School shootings keep happening in the US, and most of us have wondered at times whether one of our patients might carry out a violent act, shooting or otherwise. This article will help you assess and treat violent youth and advise families who are grappling with these issues.
Most people with mental health conditions do not hurt others—our patients are more likely to be victimized. About a fifth of adult psychiatric patients (19%) report having been assaulted, while rates of patients committing violent acts are comparable to the general population: about 4% (Rueve ME and Welton RS, Psychiatry (Edgmont) 2008;5(5):34–48). Still, some teens and kids do hurt others, particularly those who have had adverse childhood experiences, are doing poorly in school, and have access to weapons.

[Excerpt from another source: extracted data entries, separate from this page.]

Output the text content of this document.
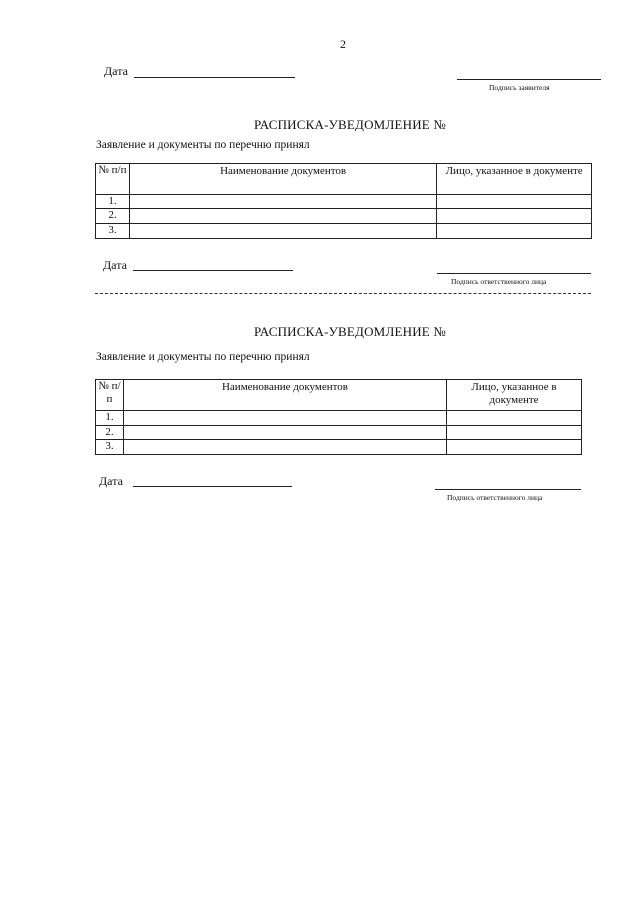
2
Дата
Подпись заявителя
РАСПИСКА-УВЕДОМЛЕНИЕ №
Заявление и документы по перечню принял
№ п/п	Наименование документов	Лицо, указанное в документе
1.		
2.		
3.		
Дата
Подпись ответственного лица
РАСПИСКА-УВЕДОМЛЕНИЕ №
Заявление и документы по перечню принял
№ п/п	Наименование документов	Лицо, указанное в документе
1.		
2.		
3.		
Дата
Подпись ответственного лица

Some specific questions to ask in the interview and to pose with family and other collateral sources include:
1. How has the child/teen been getting along with peers? Have there been any violent incidents in the past?
2. Is the child/teen hanging around with other kids who are in trouble?
3. How far has the child/teen progressed in the hierarchy of aggression (oppositionality, threats, breaking things, hurting others)?
4. Why is the child/teen doing this? Are there specific triggers or circumstances, such as bullying or learning problems? Is there a specific syndrome, such as ADHD, bipolar disorder, or a psychosis, that can be targeted for treatment?
Level of care
Based on the answers to these questions, you must decide what level of care your patient needs to maintain safety and receive effective intervention. Outpatient care can be relatively safe if the youth is in good control, under supervision, and can’t access firearms. Intensive outpatient treatment is needed for more assertive medication changes or if patients require frequent therapy. Partial hospitalization helps if a youth needs to be out of school to stabilize symptoms. Hospitalization is appropriate when there is an acute risk for violence. Some teens require new school placement with increased supervision. Lastly, residential placement may be necessary for teens not responding to treatment.
For high-risk individuals, communities may integrate youth services and criminal justice systems to reduce violence. Typically, programs work with teenagers/young adults to ensure engagement with supports/services (schooling, jobs) while steering them away from violence through supervision by social services and probation officers.
Many psychiatric disorders are associated with impulsive aggression. When in distress, the ability to read the intent of others can be narrowed to self-preservation, causing the person to misread even neutral communications as threats and react accordingly. Beyond helping the person to be calmer and more regulated, research on treating aggression in children and teens has focused on the disruptive behavior disorders: ADHD, oppositional defiant disorder (ODD), and conduct disorder (CD).
Stimulants are first-line treatment for ADHD. Multiple studies show improved aggression in children with ADHD and comorbid ODD/CD:
Clonidine (Catapres). For youth with ADHD and ODD/CD, clonidine has demonstrated efficacy in decreasing aggression, and guanfacine improves frustration tolerance and irritability (Connor DF et al, CNS Drugs 2010;924(9):755–768).